Freeport-McMoran Copper & Gold Inc.'s headquarters in downtown Phoenix. The company announced this week that it's investing $500 million in firm that's expanding its shallow-water drilling in the Gulf of Mexico. (Cronkite News Service Photo by Rebecca McClay)

The Freeport-McMoRan Copper & Gold Inc.'s headquarters in downtown Phoenix (Cronkite News Service photo by Rebecca McClay)

The mining industry is really bad at seeing around corners or even remembering recent history.

Take a look at Freeport-McMoRan (NYSE:FCX). They could never have predicted what wealth they would destroy by playing it “safe” and buying out two oil and gas companies -- Plains Exploration and McMoRan Exploration Co. -- with serious leverage.

That ill-timed move might cost them the company, and certainly cost the chairman his job. The fact that Freeport faced a crisis in 2008, and watched other companies pay through the nose because of ill-timed acquisitions, did not mean that they learned from the 2008 crisis, or any of the 20 years of history before that.

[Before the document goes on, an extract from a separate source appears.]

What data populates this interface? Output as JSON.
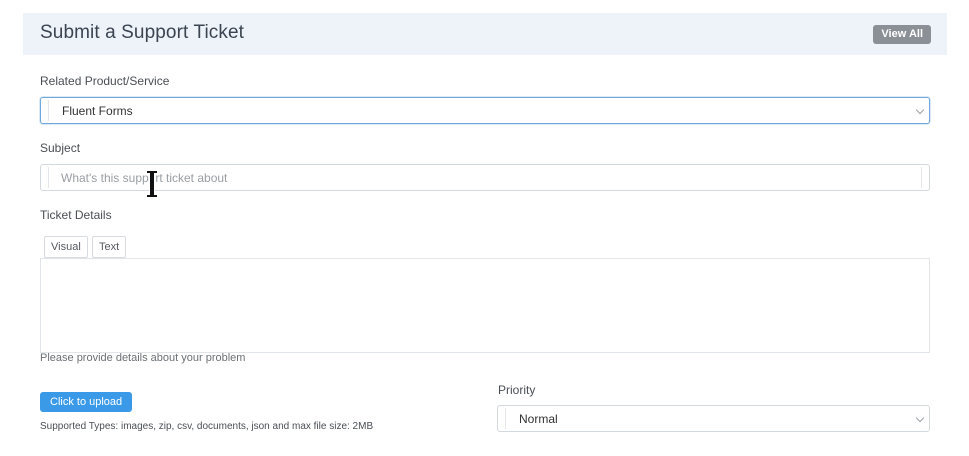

I dual majored in medieval history and economics in college. What I got out of the combo was a set of rules:

  1. Stability builds wealth. England built wealth because it had the English Channel separating it from Europe, which let it remain stable at home. If you have time, and focus, you will build wealth.
  2. Leverage reduces stability unless it is backed by secure assets. Borrow against cash flow you know and trust, not cash flow you can’t trust. Ideally build leverage like Warren Buffet via insurance float, or something else you understand. Ill-timed and structured leverage brought us the Magna Carta, and cost the chairman of Freeport his job.
  3. Good projects take time. If you think you are going to get rich tomorrow, you should go do something else. The average person in this business can work on four or five projects in their life well. England spent hundreds of years building the empire.
  4. Never underestimate agents of change. The mouldboard plow brought us the Renaissance by changing the food supply and letting people farm denser areas. In feeding so many people that Europe exceeded its peak population capacity, it also brought us Black Death.
  5. Everything goes in cycles: 100’s years of history taught me that. Resource extraction attracts capital on a wave cycle. When we are at the top, we do not think about what can go wrong, and when we are at the bottom, we can’t imagine a recovery. In all cases, almost no one has a two-year view -- let alone a 10- or 100-year view.

There were 17 recessions and depressions in the United States between the Civil War and 1929. During periods of wildly fluctuating but extreme growth, it is imperative to stay on an even keel. If you panic on every downdraft, you will never have the stability to build wealth, or be able to take the time to work on a good project.

We are in a period of agents of change. The mouldboard plow provided the food to end the dark ages, but in the mining sector the Volkswagen emissions crisis has completely destroyed my platinum models, and I have still not worked out my long-term view since that crisis has come to light. The major iron ore companies have sanitized iron ore on a small-scale (sub-20-million-tonne-per-year) basis for over 20 years. Coking coal has been disrupted by changes in nickel pig iron production.

The best thing I learned was that panic never works. So calm down and have a cup of proper British Tetley tea (imported from India and now owned by Tata, which also owns British Steel, a great story in its own right).